Today Thuy joins Tuam, just for the fun of it. Though Thuy owns two gulf boats with her husband, she hasn't been on a trawler for years, not since her father used to take the kids out on the weekends. From his captain's seat, wind from an open window tousling his hair, Tuam points out several trawlers to the right, thumbnail specks far off. Those are from Rockport, he declares. How can you tell from here, asks Thuy. He just knows. Just as he knows, but can't explain, why you can't catch any shrimp in a west wind.
Shortly after the sun has risen, a perfect ball of orange-red in the distance, Tuam raises the try net, which yields a good five pounds of medium-size shrimp, a few palm-size silver "trash" fish and baby blue crabs the size of quarters. Tuam, visibly excited, sorts the pile. It looks like it's going to be a better year than last. In a good year, Tuam says, he can net $35,000. In a bad year, like last year, $3,000.
Tugging the CB microphone to his mouth, Tuam radios his cousin, in the nearby St. Joseph, about the good catch. The Tran relatives maintain their own private frequency, and later, in a lilting voice, someone sings a prayer over the radio.
Prayers come more often these days, with the threat of the new restrictions. The shrimpers' protests managed to convince Parks and Wildlife to revise some of the proposals; the state recently dropped the proposed 600-pound limit in the fall and restored the spring and winter seasons. But last week the Parks and Wildlife Commission unanimously approved the remaining restrictions. After a 90-day waiting period for public comment, the commission will take final action. If the plans are enacted into law, the shrimpers plan to sue.
To Tuam, the proposals send a clear message: Quit shrimping. But he can't quit, he says. He has no choice. Thank goodness his wife works as a lab technician. She's now studying to become a physician's assistant. Thuy perks up from where she sits on the top bunk bed, her legs dangling. Really? How long does that take, she asks. Every year, Thuy says, she signs up for nursing school. And every year she drops the classes. Maybe she should take radiology classes, something as a backup career.

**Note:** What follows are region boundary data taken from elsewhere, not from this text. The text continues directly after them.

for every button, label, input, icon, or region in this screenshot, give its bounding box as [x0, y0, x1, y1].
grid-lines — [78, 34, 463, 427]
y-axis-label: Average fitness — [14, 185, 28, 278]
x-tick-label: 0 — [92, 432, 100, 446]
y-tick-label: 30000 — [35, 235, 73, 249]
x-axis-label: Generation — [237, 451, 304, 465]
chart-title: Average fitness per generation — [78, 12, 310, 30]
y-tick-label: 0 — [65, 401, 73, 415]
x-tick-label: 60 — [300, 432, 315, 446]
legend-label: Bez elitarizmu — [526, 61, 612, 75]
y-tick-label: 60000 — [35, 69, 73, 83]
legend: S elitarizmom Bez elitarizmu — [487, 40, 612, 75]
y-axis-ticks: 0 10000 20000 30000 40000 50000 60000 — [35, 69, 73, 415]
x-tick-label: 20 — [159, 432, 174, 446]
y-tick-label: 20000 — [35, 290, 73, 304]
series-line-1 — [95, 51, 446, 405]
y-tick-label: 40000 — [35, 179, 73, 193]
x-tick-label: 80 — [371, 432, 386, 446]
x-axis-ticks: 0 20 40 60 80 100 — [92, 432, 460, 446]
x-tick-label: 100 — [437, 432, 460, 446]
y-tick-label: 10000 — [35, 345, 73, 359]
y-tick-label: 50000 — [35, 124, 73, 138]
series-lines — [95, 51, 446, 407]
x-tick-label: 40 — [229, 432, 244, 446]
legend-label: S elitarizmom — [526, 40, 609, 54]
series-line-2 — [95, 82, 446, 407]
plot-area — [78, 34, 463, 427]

In spite of her family's success, Thuy wonders about the wisdom of betting everything on a long-tailed crustacean. Sometimes she ponders what she might have become had she not been born the first child of shrimpers. All this talk of Texas restrictions and a fishery collapse makes her nervous. If the proposals become law, she says, "We have to go to Louisiana. We just have to move to different places. The towns will be dead." Those who couldn't afford to make their boat payments would have to give up.
And that would be ridiculous, considering that America's demand for shrimp has more than doubled since the early '80s. Texas produces over 70 million pounds of shrimp a year, yet that accounts for only 20 percent of U.S. shrimp consumption. The rest is imported. And the American consumer wants to eat domestic shrimp, Tuam says.
Bay shrimp, an opaque sandy color, splatter onto the deck around 9 a.m. All matter of marine life kick and squirm in the pile. Crabs, even the baby ones, sidle about with their claws raised in a futile defense. Tuam shovels the catch into a bathtub-size plastic container filled with salt water. The fish float to the surface. He simply skims them and tosses them overboard to the delight of pushy squawking seagulls. The shrimp, less buoyant, remain on the bottom.
In rubber boots, Tuam shovels the shrimp onto a square stainless-steel table fitted with a chute, where Thuy sorts the shrimp from the smaller bycatch. Her fingers, clad in yellow latex gloves, travel nimbly over the pile. Shrimp fall into the basket below the chute.
Captain Tom has taught his daughter well.